Bölüm 6
Neden Yaşlanıyor ve Ölüyoruz?
1. Bilim adamları insan yaşamıyla ilgili hangi noktayı açıklayamadılar?
BİLİM ADAMLARI insanın neden yaşlandığını ve öldüğünü bilmiyorlar. Gözlemler, hücrelerimizin yenilenme sürecinin devam etmesi ve bizim de sonsuza dek yaşamamız gerektiği düşüncesini doğuruyor. Hyojun Soshikigaku (Standart Histoloji) adlı kitap şunları yazıyor: “Hücrelerin yaşlanmasının kişinin yaşlanıp ölmesiyle nasıl bir bağlantısı olduğu büyük bir sırdır.” Birçok bilim adamı yaşamın “doğal, yapısal” bir sınırı olduğuna inanıyor. Sizce haklılar mı?
2. Yaşamın geçiciliği karşısında bazıları ne yaptı?
2 İnsanlar her zaman uzun bir yaşamın özlemini çektiler, hatta ölümsüzlüğü elde etmeye bile uğraştılar. MÖ dördüncü yüzyıldan beri, ölümsüzlüğü mümkün kılmak üzere tasarlanan sözde ilaçlar Çin soylularının ilgisini çekmişti. Daha sonraları yaşayan bazı Çin imparatorları, civadan yapılan bu sözde hayat iksirlerini denediler ve öldüler! Tüm yerkürede insanlar ölümün varoluşun sonu olmadığına inanmaktadır. Budistler, Hindular, Müslümanlar ve diğer herkes, ölümden sonraki yaşam konusunda parlak ümitler beslemiştir. Hıristiyan âleminde de birçokları ölümden sonra gökte erişilen mutluluğu hayal ediyor.
3. (a) İnsanlar neden sonsuz yaşama özlem duyuyor? (b) Ölüm hakkında hangi soruların yanıtlanması gerekir?
3 Ölümden sonraki mutlulukla ilgili kavramlar, sonsuz yaşama duyulan özlemi yansıtır. Tanrı’nın içimize yerleştirdiği sonsuzluk fikriyle ilgili olarak, Mukaddes Kitap, “onların yüreğine de ebediyeti koydu” der. (Vaiz 3:11) Tanrı ilk insanı yeryüzünde sonsuza dek yaşama ümidiyle yarattı. (Tekvin 2:16, 17) Öyleyse, insanlar neden ölüyor?
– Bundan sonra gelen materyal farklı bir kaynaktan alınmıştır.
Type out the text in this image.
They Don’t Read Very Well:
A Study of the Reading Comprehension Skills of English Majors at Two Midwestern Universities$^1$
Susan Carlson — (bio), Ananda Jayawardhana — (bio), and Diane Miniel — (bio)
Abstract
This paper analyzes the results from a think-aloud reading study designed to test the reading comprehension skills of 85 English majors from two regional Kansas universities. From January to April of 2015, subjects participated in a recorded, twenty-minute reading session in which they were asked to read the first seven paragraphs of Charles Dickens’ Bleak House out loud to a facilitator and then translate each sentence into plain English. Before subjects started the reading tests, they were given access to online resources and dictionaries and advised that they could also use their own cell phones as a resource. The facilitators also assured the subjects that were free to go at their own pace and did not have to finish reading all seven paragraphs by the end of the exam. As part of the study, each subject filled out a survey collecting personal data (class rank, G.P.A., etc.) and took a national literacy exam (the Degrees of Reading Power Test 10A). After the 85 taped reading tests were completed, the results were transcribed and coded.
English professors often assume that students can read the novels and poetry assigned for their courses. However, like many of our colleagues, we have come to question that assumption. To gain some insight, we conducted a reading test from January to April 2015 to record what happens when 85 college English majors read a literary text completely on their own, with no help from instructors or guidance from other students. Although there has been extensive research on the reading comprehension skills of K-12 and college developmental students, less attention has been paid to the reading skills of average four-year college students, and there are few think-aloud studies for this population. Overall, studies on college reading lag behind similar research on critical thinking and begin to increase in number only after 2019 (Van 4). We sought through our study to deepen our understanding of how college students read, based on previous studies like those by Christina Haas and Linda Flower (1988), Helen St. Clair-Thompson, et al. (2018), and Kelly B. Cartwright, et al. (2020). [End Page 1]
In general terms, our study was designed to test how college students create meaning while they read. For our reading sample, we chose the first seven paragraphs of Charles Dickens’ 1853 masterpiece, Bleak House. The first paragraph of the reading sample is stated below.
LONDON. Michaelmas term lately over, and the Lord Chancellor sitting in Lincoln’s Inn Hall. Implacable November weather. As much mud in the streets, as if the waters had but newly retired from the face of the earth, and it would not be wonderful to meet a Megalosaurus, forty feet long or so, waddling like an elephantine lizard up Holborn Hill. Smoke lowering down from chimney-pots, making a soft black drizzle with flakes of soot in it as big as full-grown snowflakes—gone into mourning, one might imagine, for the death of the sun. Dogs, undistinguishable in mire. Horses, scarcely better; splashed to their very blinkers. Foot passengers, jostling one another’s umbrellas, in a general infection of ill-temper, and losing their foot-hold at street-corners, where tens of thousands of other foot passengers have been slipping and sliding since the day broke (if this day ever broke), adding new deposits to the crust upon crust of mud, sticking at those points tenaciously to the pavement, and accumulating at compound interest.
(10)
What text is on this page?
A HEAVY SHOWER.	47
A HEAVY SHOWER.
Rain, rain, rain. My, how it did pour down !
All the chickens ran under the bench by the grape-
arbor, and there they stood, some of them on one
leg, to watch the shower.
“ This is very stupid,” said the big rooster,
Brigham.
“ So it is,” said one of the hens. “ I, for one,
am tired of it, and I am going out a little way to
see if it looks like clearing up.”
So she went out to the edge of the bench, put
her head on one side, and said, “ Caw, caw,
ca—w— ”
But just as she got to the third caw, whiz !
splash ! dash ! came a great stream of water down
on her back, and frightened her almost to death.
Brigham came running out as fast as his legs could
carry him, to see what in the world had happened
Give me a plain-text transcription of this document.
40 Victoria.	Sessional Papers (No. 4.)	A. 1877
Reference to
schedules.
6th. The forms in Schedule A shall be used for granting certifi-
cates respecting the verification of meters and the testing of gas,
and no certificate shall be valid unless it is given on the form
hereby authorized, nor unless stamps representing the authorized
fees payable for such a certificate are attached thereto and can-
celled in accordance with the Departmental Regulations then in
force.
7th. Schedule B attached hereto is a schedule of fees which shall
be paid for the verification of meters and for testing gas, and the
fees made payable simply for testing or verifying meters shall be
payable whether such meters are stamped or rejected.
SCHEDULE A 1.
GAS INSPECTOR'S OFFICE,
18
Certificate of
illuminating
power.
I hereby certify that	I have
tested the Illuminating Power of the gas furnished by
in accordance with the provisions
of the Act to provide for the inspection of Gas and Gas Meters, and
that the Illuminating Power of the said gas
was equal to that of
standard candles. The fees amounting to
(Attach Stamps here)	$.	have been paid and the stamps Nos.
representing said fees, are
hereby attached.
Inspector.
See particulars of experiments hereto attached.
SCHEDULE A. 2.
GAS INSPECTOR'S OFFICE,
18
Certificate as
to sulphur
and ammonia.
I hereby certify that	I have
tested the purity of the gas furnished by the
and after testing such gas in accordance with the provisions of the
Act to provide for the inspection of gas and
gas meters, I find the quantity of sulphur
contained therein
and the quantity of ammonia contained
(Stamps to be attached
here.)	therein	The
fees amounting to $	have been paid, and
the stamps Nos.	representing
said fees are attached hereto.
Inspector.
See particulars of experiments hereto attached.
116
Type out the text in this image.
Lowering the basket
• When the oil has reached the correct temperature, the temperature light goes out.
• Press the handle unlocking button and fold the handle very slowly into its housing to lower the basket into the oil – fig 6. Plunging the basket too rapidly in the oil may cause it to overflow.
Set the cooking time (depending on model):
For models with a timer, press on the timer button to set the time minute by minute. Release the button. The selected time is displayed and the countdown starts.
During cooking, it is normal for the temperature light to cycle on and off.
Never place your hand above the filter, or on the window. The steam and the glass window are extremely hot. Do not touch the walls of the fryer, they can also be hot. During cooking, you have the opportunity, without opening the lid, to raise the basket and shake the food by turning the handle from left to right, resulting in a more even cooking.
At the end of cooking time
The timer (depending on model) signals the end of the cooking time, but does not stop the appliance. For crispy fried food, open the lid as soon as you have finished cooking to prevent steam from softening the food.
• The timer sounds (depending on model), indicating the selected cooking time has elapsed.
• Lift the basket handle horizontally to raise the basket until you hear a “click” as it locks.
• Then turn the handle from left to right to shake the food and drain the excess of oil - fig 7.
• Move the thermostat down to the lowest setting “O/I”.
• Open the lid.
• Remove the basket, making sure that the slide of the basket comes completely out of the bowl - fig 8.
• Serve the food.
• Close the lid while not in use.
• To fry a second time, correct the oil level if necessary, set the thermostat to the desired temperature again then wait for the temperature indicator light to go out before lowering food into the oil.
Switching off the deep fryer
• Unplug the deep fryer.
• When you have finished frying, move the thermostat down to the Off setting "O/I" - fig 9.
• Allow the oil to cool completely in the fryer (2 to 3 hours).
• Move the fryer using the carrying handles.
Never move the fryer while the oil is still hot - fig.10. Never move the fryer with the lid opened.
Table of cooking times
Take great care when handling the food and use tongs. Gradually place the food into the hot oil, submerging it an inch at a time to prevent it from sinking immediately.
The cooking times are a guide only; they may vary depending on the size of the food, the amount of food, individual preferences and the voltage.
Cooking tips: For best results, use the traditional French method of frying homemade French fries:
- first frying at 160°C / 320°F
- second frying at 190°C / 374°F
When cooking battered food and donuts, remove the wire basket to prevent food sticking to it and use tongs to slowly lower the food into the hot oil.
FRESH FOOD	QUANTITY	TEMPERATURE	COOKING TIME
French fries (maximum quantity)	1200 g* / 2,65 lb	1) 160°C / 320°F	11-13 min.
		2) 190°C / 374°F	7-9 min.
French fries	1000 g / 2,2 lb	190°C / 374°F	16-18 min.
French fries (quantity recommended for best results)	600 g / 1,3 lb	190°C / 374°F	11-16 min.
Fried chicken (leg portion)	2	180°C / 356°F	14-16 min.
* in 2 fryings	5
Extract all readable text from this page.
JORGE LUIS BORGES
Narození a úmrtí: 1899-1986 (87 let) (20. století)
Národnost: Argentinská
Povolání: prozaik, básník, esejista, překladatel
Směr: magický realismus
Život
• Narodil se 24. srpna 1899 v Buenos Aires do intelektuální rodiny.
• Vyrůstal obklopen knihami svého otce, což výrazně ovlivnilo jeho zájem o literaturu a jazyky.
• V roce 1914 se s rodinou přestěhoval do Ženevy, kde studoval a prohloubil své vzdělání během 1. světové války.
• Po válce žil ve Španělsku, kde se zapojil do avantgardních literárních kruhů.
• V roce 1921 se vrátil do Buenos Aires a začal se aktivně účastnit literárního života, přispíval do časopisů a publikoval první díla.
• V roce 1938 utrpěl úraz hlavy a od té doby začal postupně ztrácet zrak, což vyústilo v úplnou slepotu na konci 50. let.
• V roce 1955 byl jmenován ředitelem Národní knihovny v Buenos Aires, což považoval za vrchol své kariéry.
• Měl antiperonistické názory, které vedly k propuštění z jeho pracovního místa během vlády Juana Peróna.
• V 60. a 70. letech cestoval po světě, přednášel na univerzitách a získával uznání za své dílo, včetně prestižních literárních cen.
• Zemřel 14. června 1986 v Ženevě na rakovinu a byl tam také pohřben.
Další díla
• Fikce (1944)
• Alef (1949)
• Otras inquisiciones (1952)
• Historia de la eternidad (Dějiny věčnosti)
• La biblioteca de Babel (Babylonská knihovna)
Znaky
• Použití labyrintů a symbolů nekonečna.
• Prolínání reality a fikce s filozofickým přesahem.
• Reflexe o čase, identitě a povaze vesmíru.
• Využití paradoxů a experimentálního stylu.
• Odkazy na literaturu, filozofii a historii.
Dünya ölümle nasıl tanıştı? Tanrı bilgisi bu sorulara ışık tutuyor.—Mezmur 119:105.
HAİNCE BİR KOMPLO
4. İsa, insanın ölümüne neden olan suçlunun kimliğini nasıl ortaya koydu?
4 Bir suçlu bıraktığı izleri gizlemeye çalışır. Milyarlarca insanın ölümüne yol açan bir suçun sorumlusuyla ilgili durum da böyledir. O, insanın ölümünü bir esrar perdesi arkasına gizlemek için kurnazca davrandı. İsa Mesih, kendisini öldürmeye çalışanlara şunları söylediğinde, bu suçlunun kimliğini ortaya koydu: “Siz babanız İblistensiniz; ve babanızın heveslerini yapmak istiyorsunuz. O başlangıçtan katil idi, ve hakikatte durmadı; çünkü kendisinde hakikat yoktur.”—Yuhanna 8:31, 40, 44.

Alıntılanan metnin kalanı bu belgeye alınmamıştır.